There exists a potential correlation between SEC61G expression and the outcome of temozolomide treatment and radiotherapy for glioblastoma patients [8]. Due to limited clinical evidence, we could not perform a relative analysis regarding the association between SEC61G expression and the sensitivity of HNSCC to radiotherapy and chemotherapy. Human HPV infection is associated with the effect of clinical radiotherapy and chemotherapy in head and neck cancer patients [27,28,29]. Among the TCGA HNSCC samples, the HNSCC-HPV (+) group mainly consisted of 23 tonsil, 10 base of tongue, and 3 larynx tissues, while the HNSCC-HPV (−) group mainly contained 23 oral tongue and 18 larynx tissues. The expression level of SEC61G in the HNSCC-HPV (+) group was lower than that in the HNSCC-HPV (−) group. We also observed a relatively lower proportion of “arm-level gain” and “high amplification” copy-number variants in the HNSCC-HPV (+) group compared with the HNSCC-HPV (−) group. These results suggested a potential association between HPV infection and SEC61G CNA. In addition, we observed a relatively strong negative correlation between the immune infiltration of B cells and SEC61G expression in the HNSCC-HPV (+) group compared with the HNSCC-HPV (−) group. HPV infection might be involved in the potential association between SEC61G expression and the clinical therapeutic effect of treatments for HNSCC patients. CNA and the tumor microenvironment are possible mechanistic points to explore further.

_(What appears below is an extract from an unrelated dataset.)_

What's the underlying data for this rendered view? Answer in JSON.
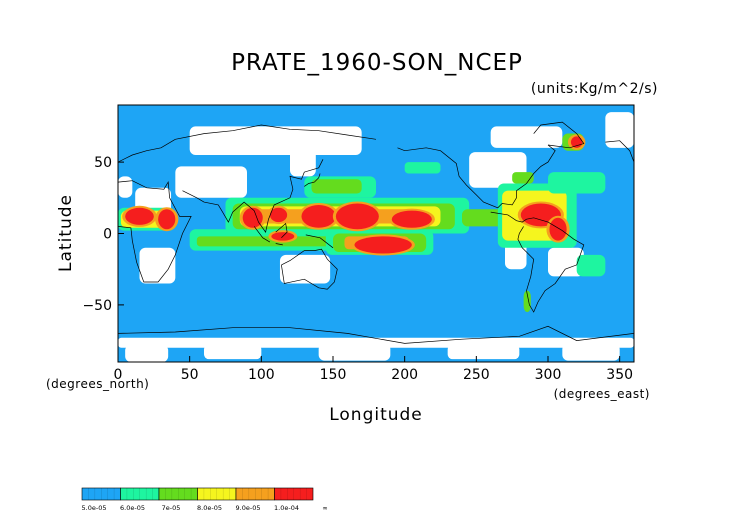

Taken together, our findings first revealed the prognostic value of SEC61G for HNSCC patients. We observed a relationship between high expression of SEC61G and poor survival rates in HNSCC patients. The SEC61G gene may be implicated in the pathogenesis of HNSCC through the modulation of ribosomes, spliceosomes, proteasome degradation, cell adhesion, and the immune infiltration of B and CD8+ T cells. More in-depth molecular biological elucidations are needed.